I could not find the article again, but the BBC had reported on the difficulties faced by those bringing humanitarian aid to Darfur, Sudan. They constantly faced issues with the government shutting areas down or denying them entrance. infrastructures for basic health, or created systems for basic health become neglected or destroyed. In many cases the impact of conflict can be felt at the very lowest levels of a population; women are unable to protect their families, fathers just might not be present anymore, children have no access to schooling, and everyone suffers from an absence of basic health – no food, no medications, no stable doctors, and no way to deal with the injury inflicted by the violence of conflict.

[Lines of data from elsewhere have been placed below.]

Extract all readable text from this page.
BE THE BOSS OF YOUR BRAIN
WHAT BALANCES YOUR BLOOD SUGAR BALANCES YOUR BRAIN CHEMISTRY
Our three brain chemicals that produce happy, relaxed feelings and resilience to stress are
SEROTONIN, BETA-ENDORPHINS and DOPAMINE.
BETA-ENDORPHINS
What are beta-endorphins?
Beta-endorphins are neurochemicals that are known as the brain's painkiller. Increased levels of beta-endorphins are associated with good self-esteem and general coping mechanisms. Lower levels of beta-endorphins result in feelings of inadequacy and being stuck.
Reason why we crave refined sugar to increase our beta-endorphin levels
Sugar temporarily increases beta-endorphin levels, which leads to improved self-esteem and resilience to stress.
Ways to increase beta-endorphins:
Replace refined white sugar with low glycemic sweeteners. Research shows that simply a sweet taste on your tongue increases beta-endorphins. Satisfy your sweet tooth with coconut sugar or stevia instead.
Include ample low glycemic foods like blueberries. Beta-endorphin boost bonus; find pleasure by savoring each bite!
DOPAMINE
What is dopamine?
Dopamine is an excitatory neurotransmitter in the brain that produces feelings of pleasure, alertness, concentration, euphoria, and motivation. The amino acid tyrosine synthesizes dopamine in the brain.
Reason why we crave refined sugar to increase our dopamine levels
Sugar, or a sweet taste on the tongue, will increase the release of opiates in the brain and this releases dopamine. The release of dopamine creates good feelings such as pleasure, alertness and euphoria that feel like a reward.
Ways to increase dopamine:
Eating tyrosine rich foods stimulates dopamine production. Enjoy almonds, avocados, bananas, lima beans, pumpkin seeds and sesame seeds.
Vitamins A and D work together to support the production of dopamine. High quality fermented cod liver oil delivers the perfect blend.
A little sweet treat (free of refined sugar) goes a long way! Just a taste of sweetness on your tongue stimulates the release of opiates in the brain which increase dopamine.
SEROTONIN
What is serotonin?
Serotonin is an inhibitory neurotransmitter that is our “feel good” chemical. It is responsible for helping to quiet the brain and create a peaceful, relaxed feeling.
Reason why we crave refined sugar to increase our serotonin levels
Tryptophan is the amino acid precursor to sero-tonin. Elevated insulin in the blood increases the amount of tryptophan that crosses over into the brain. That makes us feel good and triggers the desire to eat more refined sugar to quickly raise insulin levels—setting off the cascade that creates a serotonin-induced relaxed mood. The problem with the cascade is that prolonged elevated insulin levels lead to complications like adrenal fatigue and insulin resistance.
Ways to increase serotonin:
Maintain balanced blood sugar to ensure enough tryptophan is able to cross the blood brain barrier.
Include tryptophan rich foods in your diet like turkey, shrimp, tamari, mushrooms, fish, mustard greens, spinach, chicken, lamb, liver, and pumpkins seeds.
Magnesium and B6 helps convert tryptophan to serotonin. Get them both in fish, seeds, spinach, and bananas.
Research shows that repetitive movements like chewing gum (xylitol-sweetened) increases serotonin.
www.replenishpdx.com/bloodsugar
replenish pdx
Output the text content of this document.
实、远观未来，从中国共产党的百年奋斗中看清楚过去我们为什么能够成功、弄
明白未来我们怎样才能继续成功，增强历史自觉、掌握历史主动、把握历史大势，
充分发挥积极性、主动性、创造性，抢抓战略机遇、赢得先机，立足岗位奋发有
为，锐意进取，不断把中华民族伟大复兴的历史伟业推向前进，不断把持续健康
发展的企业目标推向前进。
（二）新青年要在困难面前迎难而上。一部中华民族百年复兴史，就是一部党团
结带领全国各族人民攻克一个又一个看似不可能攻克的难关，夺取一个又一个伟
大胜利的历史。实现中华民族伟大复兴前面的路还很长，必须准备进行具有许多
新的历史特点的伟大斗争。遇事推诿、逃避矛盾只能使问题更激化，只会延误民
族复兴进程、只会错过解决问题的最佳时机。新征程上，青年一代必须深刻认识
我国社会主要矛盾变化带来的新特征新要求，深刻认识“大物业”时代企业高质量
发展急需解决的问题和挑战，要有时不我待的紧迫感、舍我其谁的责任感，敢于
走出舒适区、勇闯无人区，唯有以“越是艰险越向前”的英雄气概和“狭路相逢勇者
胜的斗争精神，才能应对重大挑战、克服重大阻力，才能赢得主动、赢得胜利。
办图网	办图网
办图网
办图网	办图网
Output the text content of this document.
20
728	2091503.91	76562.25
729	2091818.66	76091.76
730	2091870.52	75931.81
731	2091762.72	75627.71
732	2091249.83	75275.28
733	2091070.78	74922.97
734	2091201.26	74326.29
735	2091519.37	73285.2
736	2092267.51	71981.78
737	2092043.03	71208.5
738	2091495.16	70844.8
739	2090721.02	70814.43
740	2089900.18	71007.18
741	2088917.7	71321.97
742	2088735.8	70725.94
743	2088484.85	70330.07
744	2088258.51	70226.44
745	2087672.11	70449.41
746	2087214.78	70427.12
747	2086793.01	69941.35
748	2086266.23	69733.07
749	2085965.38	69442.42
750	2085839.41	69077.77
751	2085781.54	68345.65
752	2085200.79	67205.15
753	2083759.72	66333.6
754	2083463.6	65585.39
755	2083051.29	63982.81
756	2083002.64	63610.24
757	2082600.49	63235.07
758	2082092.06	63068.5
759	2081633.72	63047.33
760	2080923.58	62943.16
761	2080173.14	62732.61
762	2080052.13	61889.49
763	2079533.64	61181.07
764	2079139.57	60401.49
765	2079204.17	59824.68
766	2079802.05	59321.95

With the renewed peace talks for Uganda, the twenty year civil war seems to be coming to a close and the health of the northern Ugandan population may be improving. The rebuilding effort is going to be long and difficult, but there is hope. Many organizations are beginning efforts to improve the health situation and support hospitals and health centers that have been impacted by the conflict.

There are so many topics that can be covered as a result of conflict in a country and its correlation to health. However, I am not here to expound all of the information available, but know that it is out there: sexual violence, psychological impact on children, and especially the toll on health workers. Conflict impacts health plain and simple, but there is so much more as the impact trickles down to the population, the families, and the children. The future of a country in conflict lies in its ability to rebuild and provide aid to their populations after conflict.

a phamaceutical not bent on profit?

Do you see it there on the horizon? Hope is dawning and the situation seems to be less grim in this radiating light. Diseases run rampant in Africa, plan and simple, there is no health infrastructure to deal with the burden of preventable diseases. Meningitis for example can kill a child in Africa in less than six hours, while we can sit here in our ‘developed’ world knowing that the vaccination is right around the corner office.

The largest drug company in Europe, GlaxoSmithKline (GSK) announced a new drug for sole use in Africa to fight meningitis. The drug will be introduced with prices that will never have potential to cover the research or production costs. Experts and critics see this as a huge change in big companies changing their business practices to be more compassionate. Some critics say it isn’t enough, but I’d say this is an enormous and important positive step in the right direction. The company does not expect to make a profit. In a quote from the BBC article: “We have found a pretty clever way to fund therapeutic solutions for the developing world without essentially sacrificing the more traditional research we do on diseases around the world,” said the GSK chief executive Jean-Pierre Garnier.

This new approach comes about as last year big companies tried to sue South Africa over its purchase of cheaper, generic drugs to combat diseases. From the public outcry the big companies decided to back down amidst a PR disaster and the knowledge that their current practices were not going to cut it. They had to come to the realization that the old way of conduction business had to change. Now big firms are partnering with smaller firms in India and China and they are researching the ‘neglected diseases.’

This is an amazing positive in the way of saving lives. Changing the way companies do business can save lives. Currently four out of the twelve major companies have centers focusing on major diseases like HIV/AIDS, Tuberculosis, and Malaria. This is seen as the first big step following a number of small steps in the direction of doing something more for the ‘developing’ world.